Перед рассветом нам очень вежливо, с извинениями, постучали в дверь: коридорный сообщил, что дозвониться не смог, линия занята, а нас просят спуститься в вестибюль и разобраться с юным «посетителем», который явился к нам. В сводчатом, будто собор, с отголосками эха, вестибюле Чарли, взиравший в почтительном изумлении на невиданную роскошь отеля (голова запрокинута, кепка сдвинута на затылок), казался еще моложе и меньше ростом. Но Одалия не пощадила хрупкую впечатлительность нежной младости, а подошла к юнцу вплотную и щелкнула пальцами перед его ошеломленным лицом. Мальчишка заморгал, будто очнувшись от гипнотического транса. Одалия принялась безостановочно перечислять имена, загибая пальцы на обеих руках, а Чарли на каждое имя отвечал «да», «нет» и «кажись так, мэм», обозначая, кто уцелел, а кого «сцапали». К тому времени, как взошло солнце и мы, переодевшись, устремились в участок навстречу новому рабочему дню, Одалия успела составить список – неофициальный, разумеется, и неполный.

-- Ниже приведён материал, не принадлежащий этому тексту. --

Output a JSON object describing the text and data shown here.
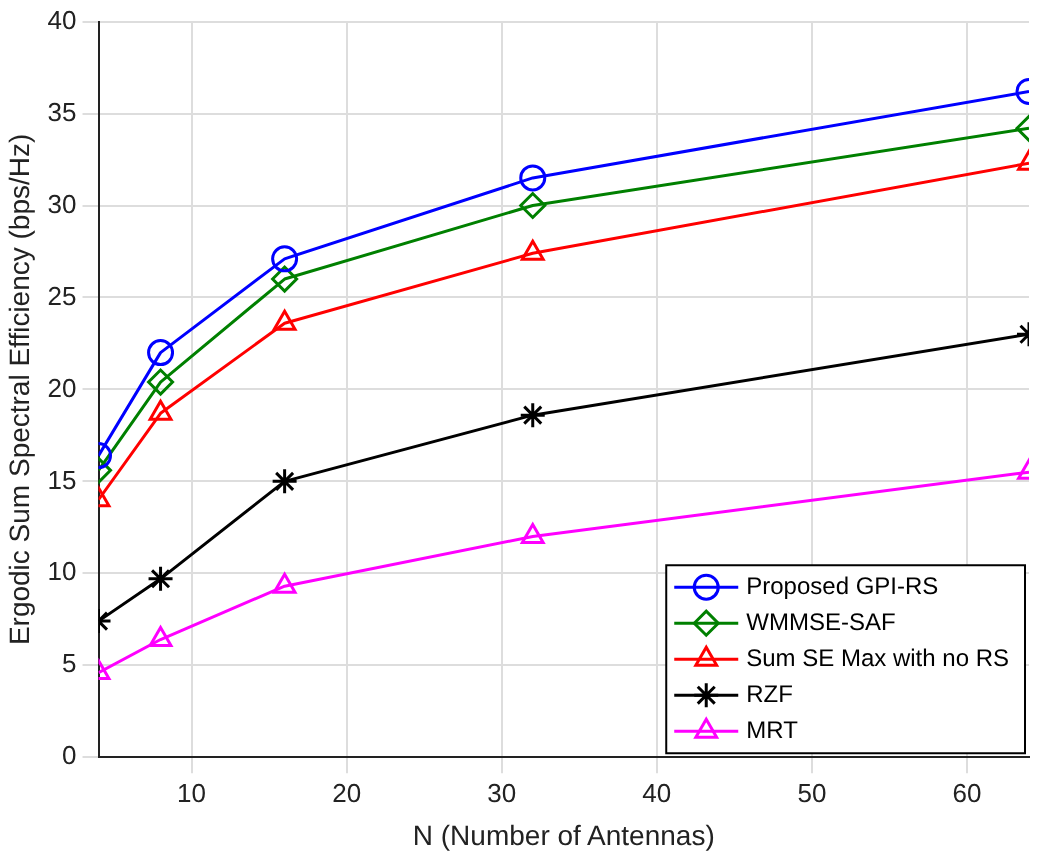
{
  "chart_data": {
    "type": "line",
    "xlabel": "N (Number of Antennas)",
    "ylabel": "Ergodic Sum Spectral Efficiency (bps/Hz)",
    "x": [
      4,
      8,
      16,
      32,
      64
    ],
    "series": [
      {
        "name": "Proposed GPI-RS",
        "color": "#0000ff",
        "marker": "circle",
        "values": [
          16.4,
          22.0,
          27.1,
          31.5,
          36.2
        ]
      },
      {
        "name": "WMMSE-SAF",
        "color": "#008000",
        "marker": "diamond",
        "values": [
          15.6,
          20.4,
          26.0,
          30.0,
          34.2
        ]
      },
      {
        "name": "Sum SE Max with no RS",
        "color": "#ff0000",
        "marker": "triangle",
        "values": [
          14.0,
          18.7,
          23.6,
          27.4,
          32.3
        ]
      },
      {
        "name": "RZF",
        "color": "#000000",
        "marker": "cross",
        "values": [
          7.4,
          9.7,
          15.0,
          18.6,
          23.0
        ]
      },
      {
        "name": "MRT",
        "color": "#ff00ff",
        "marker": "triangle",
        "values": [
          4.6,
          6.4,
          9.3,
          12.0,
          15.5
        ]
      }
    ],
    "xlim": [
      4,
      64
    ],
    "xticks": [
      10,
      20,
      30,
      40,
      50,
      60
    ],
    "ylim": [
      0,
      40
    ],
    "yticks": [
      0,
      5,
      10,
      15,
      20,
      25,
      30,
      35,
      40
    ],
    "grid": true,
    "legend": "bottom right",
    "line_style": "solid"
  }
}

В участке Одалия первым делом налила себе чашку кофе и медленно двинулась к камерам предварительного заключения, молча и как бы невзначай заглядывая за решетку. Она брела, словно посетительница в огромном, полном отголосков музейном зале, которая снисходительно разглядывает картины великого мастера – работы второго ряда, не причисленные к шедеврам. Столь же сдержанно и безучастно вели себя Гиб, Рэдмонд и многие другие, чьи лица я запомнила в подпольном кабаке. Не дрогнув, встречали взгляд Одалии и молчали, ни один не обнаружил, что знаком с женщиной, глядящей на них снаружи сквозь решетку. Я почувствовала, что между ними происходит безмолвная беседа, и решила неотступно наблюдать за Одалией: любопытствовала, какой у нее план. А что план у нее был – тут пари беспроигрышное.

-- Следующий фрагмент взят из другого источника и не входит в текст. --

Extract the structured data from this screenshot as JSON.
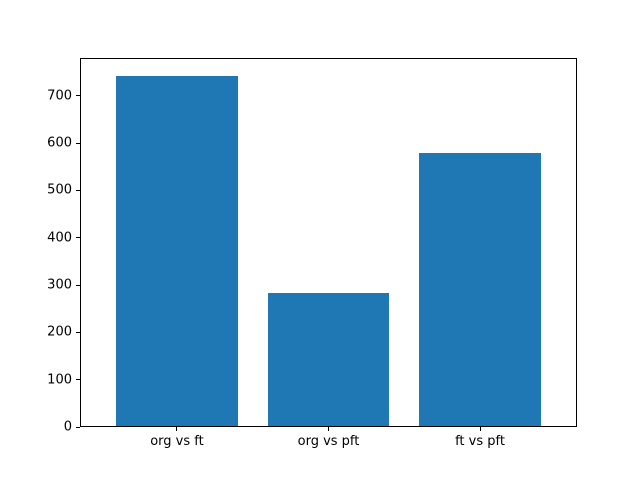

Конечно, и о собственной участи я в тот день несколько тревожилась: я остро сознавала, что находилась ночью в том самом заведении, чью деятельность нам предстояло расследовать. Молчаливый обмен взглядами между Одалией и мужчинами за решеткой подтверждал, что ей гарантирована безопасность, но пока еще было неясно, распространяется ли это обещание и на меня. Тревожилась я и насчет поведения лейтенанта-детектива, поскольку он не производил аресты и никому в участке не объяснил свое подозрительное отсутствие как раз во время рейда. Я трепетала: что-то он скажет, когда его спросят? Не всплывет ли мое имя? Я понимала, что этот человек преспокойно отступится от строгой истины, если это в его интересах, и все же сомневалась, решится ли он не просто умолчать кое о чем, а солгать в лицо сержанту.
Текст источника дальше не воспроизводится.